The present invention relates to brake control systems for motor vehicles, which allow wheel anti-lock brake control and stabilizing control such as wheel traction control or vehicle motion control.
One of the conventionally proposed brake control systems which allow stabilizing control is known in U.S. Pat. No. 5,015,043 issued to Resch. This brake control system includes two hydraulic control circuits between a master cylinder as a fluid-pressure source and wheel cylinders of driving and driven wheels. The hydraulic control circuit inputs a fluid pressure produced in the master cylinder and a discharge pressure of a main pump and outputs them to the wheel cylinders. The circuit includes pressure increasing and decreasing valves to control its output pressure with respect to a wheel-cylinder pressure, and an auxiliary pump in series with the main pump to suck brake fluid on the master-cylinder side and discharging it to the suction side of the main pump. Moreover, the circuit includes a normally-open OUT-side gate valve between the master cylinder and the circuit, and a normally-closed IN-side gate valve on the suction side of the auxiliary pump.
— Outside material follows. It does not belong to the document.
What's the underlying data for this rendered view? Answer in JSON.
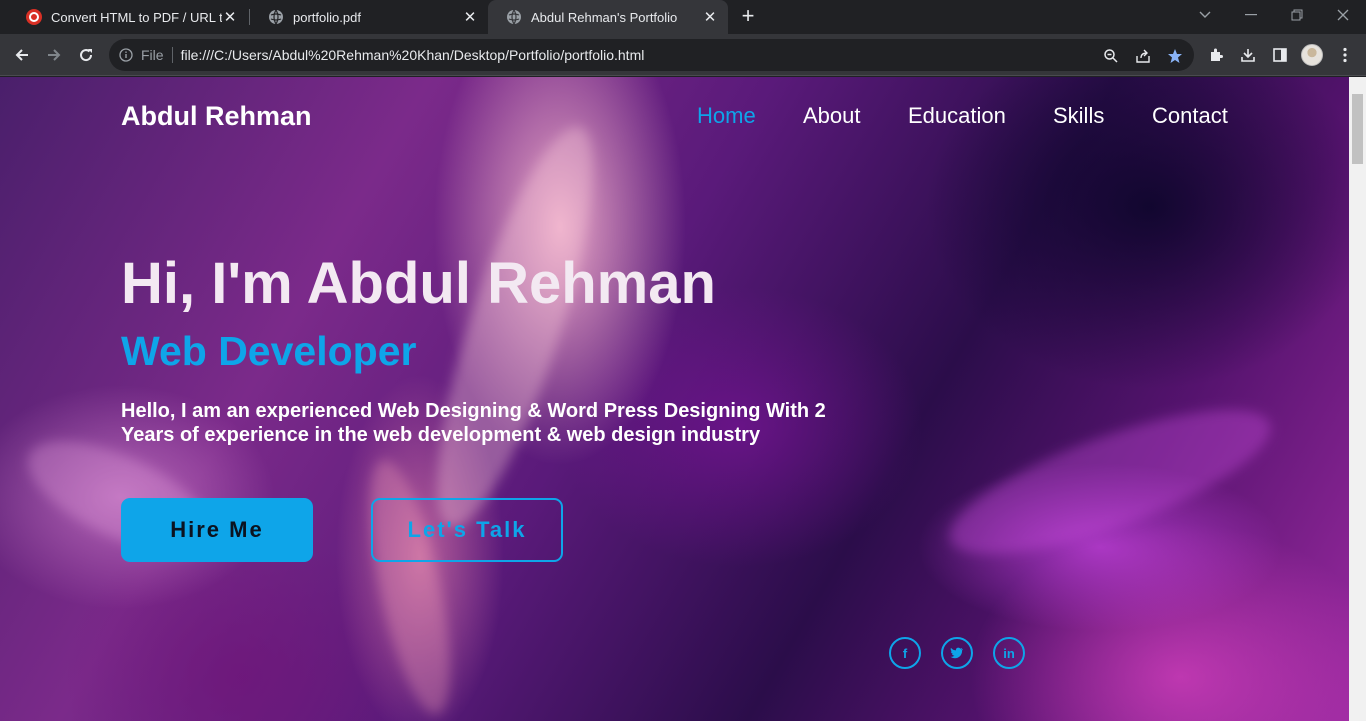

During anti-lock brake control, the brake control system keeps the OUT-side gate valve open and the IN-side gate valve closed, and drives a motor to supply the discharge pressure of the main pump to the hydraulic control circuits. And the system actuates the inlet and outlet valves to control the wheel-cylinder pressure. Thus, the wheel skid rate is maintained within a predetermined range, preventing wheel lock or skid. At that time, the auxiliary pump, though driven by the motor, cannot suck and discharge brake fluid due to the IN-side gate valve being closed, failing to fulfill a function of supplying brake fluid.
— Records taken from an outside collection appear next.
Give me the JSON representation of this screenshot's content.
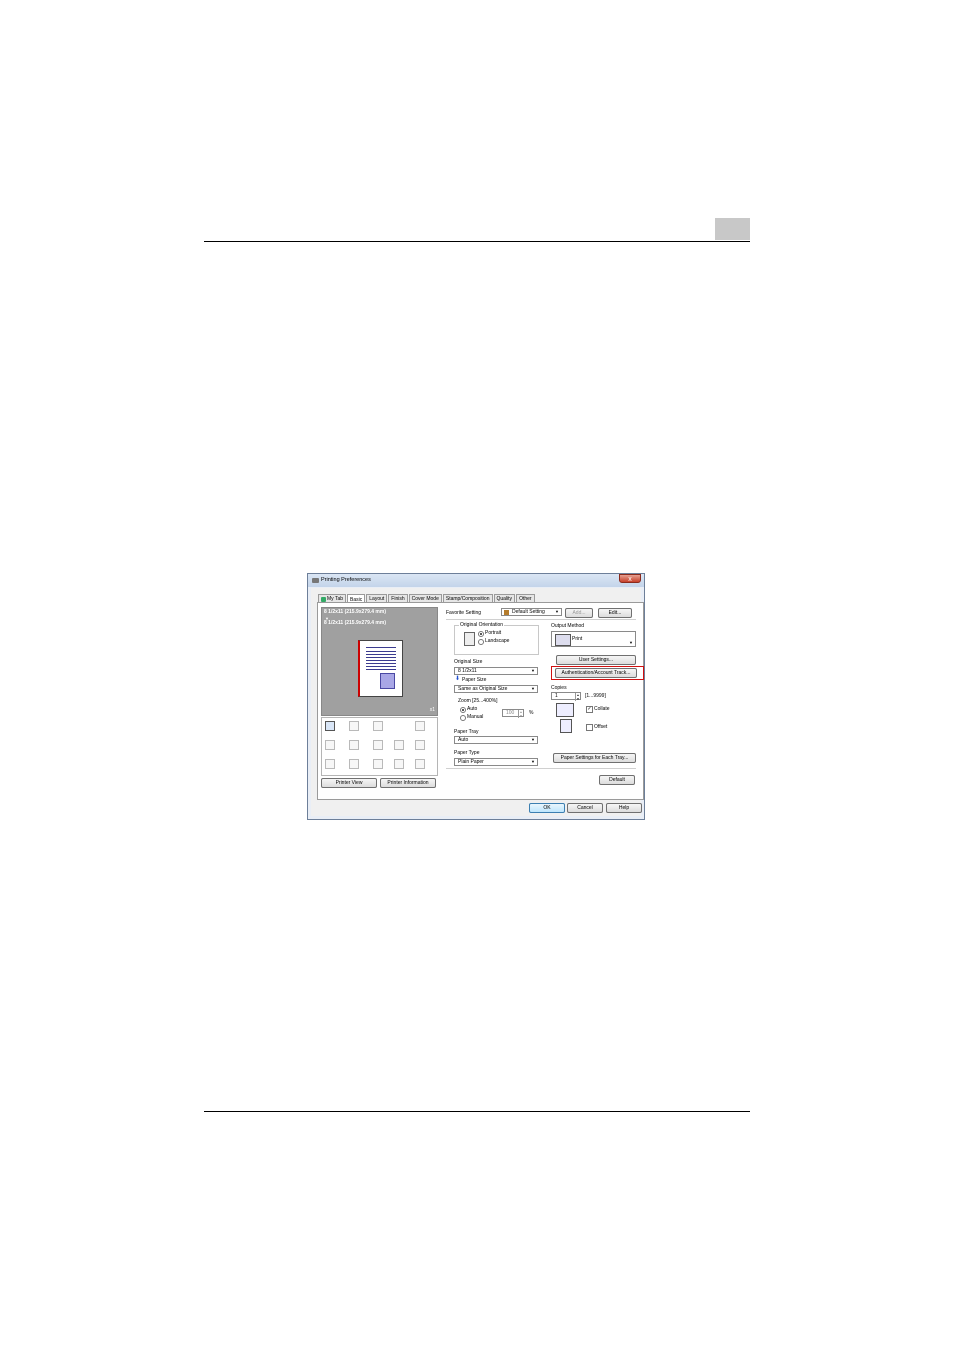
{
  "dialog": {
    "title": "Printing Preferences",
    "close_label": "x",
    "tabs": [
      "My Tab",
      "Basic",
      "Layout",
      "Finish",
      "Cover Mode",
      "Stamp/Composition",
      "Quality",
      "Other"
    ],
    "active_tab": "Basic"
  },
  "preview": {
    "original_size_text": "8 1/2x11 (215.9x279.4 mm)",
    "arrow": "▼",
    "paper_size_text": "8 1/2x11 (215.9x279.4 mm)",
    "copies_badge": "x1",
    "printer_view_label": "Printer View",
    "printer_information_label": "Printer Information"
  },
  "favorite": {
    "label": "Favorite Setting",
    "value": "Default Setting",
    "add_label": "Add...",
    "edit_label": "Edit..."
  },
  "orientation": {
    "label": "Original Orientation",
    "portrait_label": "Portrait",
    "landscape_label": "Landscape",
    "selected": "Portrait"
  },
  "original_size": {
    "label": "Original Size",
    "value": "8 1/2x11"
  },
  "paper_size": {
    "label": "Paper Size",
    "value": "Same as Original Size"
  },
  "zoom": {
    "label": "Zoom [25...400%]",
    "auto_label": "Auto",
    "manual_label": "Manual",
    "value": "100",
    "unit": "%",
    "selected": "Auto"
  },
  "paper_tray": {
    "label": "Paper Tray",
    "value": "Auto"
  },
  "paper_type": {
    "label": "Paper Type",
    "value": "Plain Paper"
  },
  "output_method": {
    "label": "Output Method",
    "value": "Print"
  },
  "user_settings_label": "User Settings...",
  "auth_button_label": "Authentication/Account Track...",
  "copies": {
    "label": "Copies",
    "value": "1",
    "range": "[1...9999]"
  },
  "collate": {
    "label": "Collate",
    "checked": true,
    "mark": "✓"
  },
  "offset": {
    "label": "Offset",
    "checked": false
  },
  "paper_settings_tray_label": "Paper Settings for Each Tray...",
  "default_label": "Default",
  "footer": {
    "ok_label": "OK",
    "cancel_label": "Cancel",
    "help_label": "Help"
  },
  "colors": {
    "highlight": "#d01010",
    "accent_blue": "#2050d0"
  }
}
During stabilizing control, the brace control system closes the OUT-side gate valve and opens the IN-side gate valve, and drive the motor of the auxiliary pump to supply the fluid pressure of the master cylinder to the main pump which supplies to the hydraulic control circuit the fluid pressure derived from the auxiliary pump upon start-up, then its discharge pressure obtained by sucking brake fluid within a reservoir. And the system actuates the inlet and outlet valves to supply a brake-fluid pressure to the wheel cylinders, producing a braking force to control wheel torque or stabilize a vehicle posture by producing a yaw moment in a vehicle.
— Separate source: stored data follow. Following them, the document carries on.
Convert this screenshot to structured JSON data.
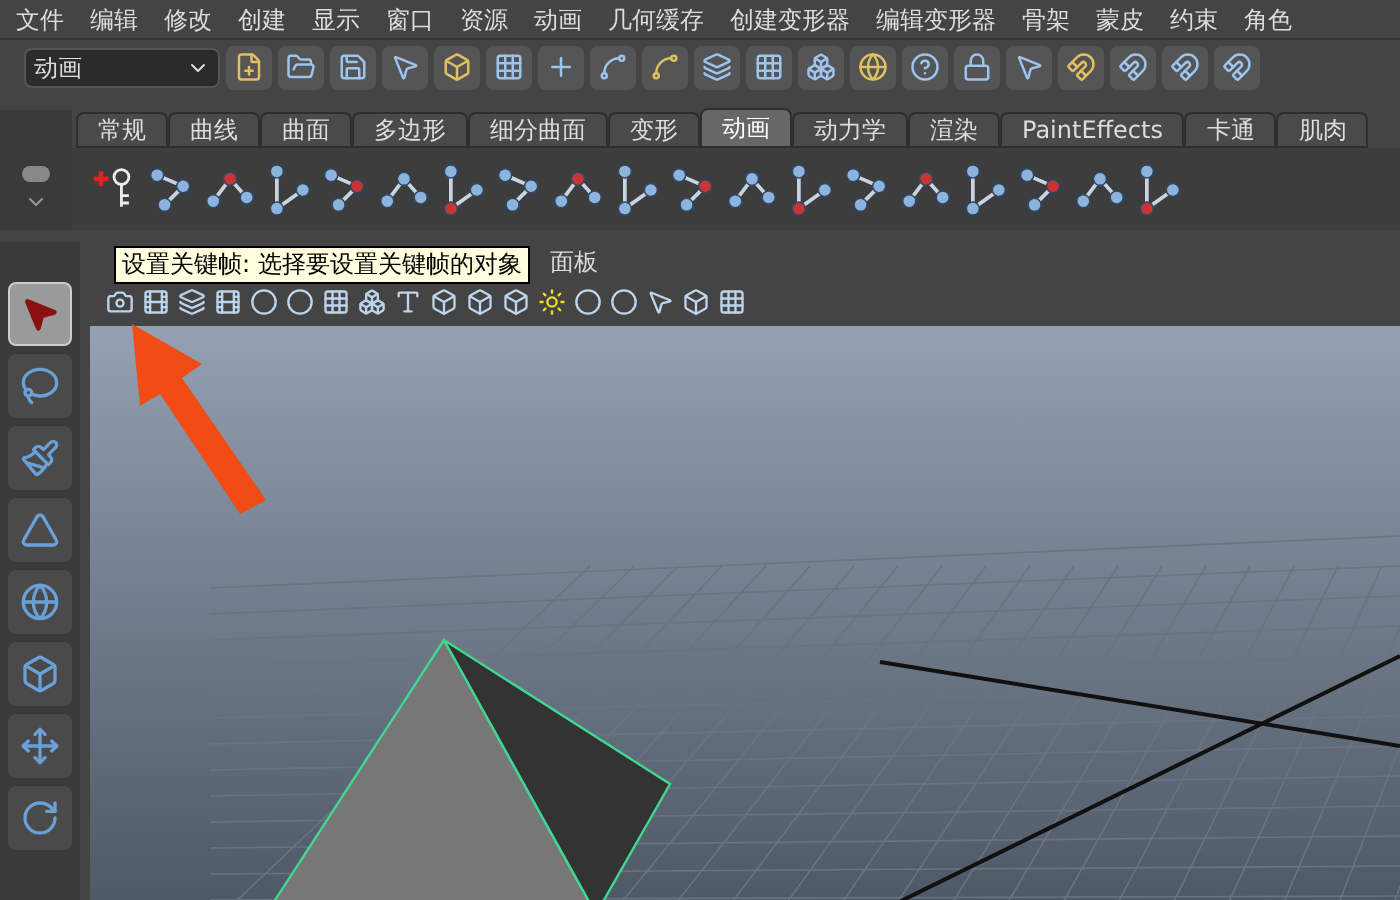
{
  "menu_bar": {
    "items": [
      "文件",
      "编辑",
      "修改",
      "创建",
      "显示",
      "窗口",
      "资源",
      "动画",
      "几何缓存",
      "创建变形器",
      "编辑变形器",
      "骨架",
      "蒙皮",
      "约束",
      "角色"
    ]
  },
  "status_line": {
    "mode_dropdown": "动画"
  },
  "shelf": {
    "tabs": [
      {
        "label": "常规",
        "selected": false
      },
      {
        "label": "曲线",
        "selected": false
      },
      {
        "label": "曲面",
        "selected": false
      },
      {
        "label": "多边形",
        "selected": false
      },
      {
        "label": "细分曲面",
        "selected": false
      },
      {
        "label": "变形",
        "selected": false
      },
      {
        "label": "动画",
        "selected": true
      },
      {
        "label": "动力学",
        "selected": false
      },
      {
        "label": "渲染",
        "selected": false
      },
      {
        "label": "PaintEffects",
        "selected": false
      },
      {
        "label": "卡通",
        "selected": false
      },
      {
        "label": "肌肉",
        "selected": false
      }
    ]
  },
  "tooltip": "设置关键帧: 选择要设置关键帧的对象",
  "panel_menu": [
    "面板"
  ],
  "toolbox": {
    "tools": [
      {
        "selected": true
      },
      {
        "selected": false
      },
      {
        "selected": false
      },
      {
        "selected": false
      },
      {
        "selected": false
      },
      {
        "selected": false
      },
      {
        "selected": false
      },
      {
        "selected": false
      }
    ]
  }
}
However, the known brake control system produces the following problem. During stabilizing control, the system opens the normally-closed IN-side gate valve and closes the normally-open OUT-side gate valve, and drives the main and auxiliary pumps to control the wheel-cylinder pressure. When finishing stabilizing control, stopping of the motors and switching of the gate valves to the normal state are carried out simultaneously.
In that case, after receiving stop signals, the motors continue to rotate for a period of time by inertia, so that the main and auxiliary pumps also continue to operate for a period of time. Therefore, brake fluid within a section downstream of the IN-side gate valve as closed continue to be sucked, producing a negative pressure between the IN-side gate valve and a suction valve of the auxiliary pump. Upon subsequent stabilizing control, due to this negative pressure, the auxiliary pump cannot suck brake fluid immediately after its starting, failing to fulfil a function of supplying brake fluid. Thus, satisfactory pressure rise performance cannot be obtained upon starting of the main pump, resulting in insufficient control responsivity. Achievement of sufficient control responsivity needs determination of motor and pump capacities in consideration of the negative pressure, causing an inevitable increase in the motor and pump capacities, resulting in an increase in system size and manufacturing cost.
It is, therefore, an object of the present invention to provide brake control systems for motor vehicles, which allow wheel anti-lock brake control and stabilizing control, with sufficient control responsivity and reduced system size and manufacturing cost.